Frictionless Data is about removing the friction in working with data. We are doing this by developing a set of tools, standards, and best practices for publishing data. The heart of Frictionless Data is the Data Package standard, a containerization format for any kind of data based on existing practices for publishing open-source software.
Informed by our work building and deploying CKAN and learning about various data publication workflows, we have learned that there is too much friction in working with data. The frictions we seek to remove—in getting, sharing, and validating data—stop people from truly benefiting from the wealth of data being opened up every day. This kills the cycle of find/improve/share that makes for a dynamic and productive data ecosystem.
We provide a simple wrapper and basic structure for transportation of data that significantly reduces the friction in data sharing and integration, supports automation and does this without imposing major changes on the underlying data being packaged. We focus on tabular data but any kind of data can be “packaged”. Its lightweight and simple nature it is easy to adopt both for data publishers, data users and data tool makers.
We have been working on these and similar issues for nearly a decade, and we think that the time is right for frictionless data. Help us get there.
We see our approach as analogous to standardization efforts in the transport of physical goods. Historically, loading goods on a cargo ship was slow, manual, and expensive. The solution to these issues came in the form of containerization, the development of several ISO standards specifying the dimensions of containers used in global shipping. Containerization dramatically reduced the cost and time required for transporting goods by enabling the automation of several elements of the transport pipeline.

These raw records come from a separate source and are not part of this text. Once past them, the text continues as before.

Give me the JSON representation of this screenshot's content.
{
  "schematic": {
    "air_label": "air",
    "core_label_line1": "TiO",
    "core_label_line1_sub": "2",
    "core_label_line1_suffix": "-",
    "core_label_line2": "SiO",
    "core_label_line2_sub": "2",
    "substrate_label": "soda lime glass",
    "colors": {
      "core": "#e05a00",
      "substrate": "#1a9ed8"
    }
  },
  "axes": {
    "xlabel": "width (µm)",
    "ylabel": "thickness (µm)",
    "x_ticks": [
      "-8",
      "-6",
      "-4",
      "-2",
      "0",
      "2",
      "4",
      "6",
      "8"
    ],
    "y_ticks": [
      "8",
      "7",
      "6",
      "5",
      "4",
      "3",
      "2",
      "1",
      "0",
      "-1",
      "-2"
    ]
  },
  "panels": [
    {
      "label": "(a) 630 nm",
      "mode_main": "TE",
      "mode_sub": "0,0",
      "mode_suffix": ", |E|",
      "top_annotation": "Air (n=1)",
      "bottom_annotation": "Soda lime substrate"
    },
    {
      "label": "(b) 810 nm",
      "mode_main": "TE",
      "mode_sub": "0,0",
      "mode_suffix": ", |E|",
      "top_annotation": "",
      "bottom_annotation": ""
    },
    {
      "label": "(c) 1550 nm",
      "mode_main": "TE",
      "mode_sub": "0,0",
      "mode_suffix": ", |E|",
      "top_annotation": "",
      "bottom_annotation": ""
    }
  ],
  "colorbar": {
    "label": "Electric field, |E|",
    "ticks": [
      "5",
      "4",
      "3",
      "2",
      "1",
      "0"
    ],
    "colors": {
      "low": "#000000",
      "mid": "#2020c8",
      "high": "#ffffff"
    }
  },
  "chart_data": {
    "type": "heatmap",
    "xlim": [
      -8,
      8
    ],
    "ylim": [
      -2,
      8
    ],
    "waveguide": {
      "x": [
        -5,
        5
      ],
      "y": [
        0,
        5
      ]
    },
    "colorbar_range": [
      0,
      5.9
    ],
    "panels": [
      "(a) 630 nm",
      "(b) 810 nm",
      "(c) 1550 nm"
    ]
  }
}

We currently consider transporting data between and among tools to be comparable to shipping physical goods in the pre-containerization era. Currently, before you can properly begin an analysis of your data or build a data-intensive app, you have to extract, clean, and prepare your data: procedures that are often slow, manual, and expensive. Radical improvements in data logistics—through specialisation and standardisation—can get us to world where we spend less time sorting through and cleaning data and more time creating useful insight.
1. Focused: Focus on one part of the data chain, one specific feature (e.g. packaging), and a few specific types of data (e.g. tabular).
2. Web-oriented: Build for the web using formats that work naturally with HTTP such as JSON, a common data exchange format for web APIs, and CSV, which is easily streamable.
3. Distributed: Design for a distributed ecosystem with no centralized, single point of failure or dependence.
4. Open: Make things that anyone can freely and openly use and reuse with a community that is open to everyone.
5. Built Around Existing Tooling: Integrate with existing tools while also designing for direct use—for example, when a Tabular Data Package integration is unavailable, fall back to CSV.
6. Simple: Keep the formats and metadata simple and lightweight, and make things easy to learn and use by doing the least required.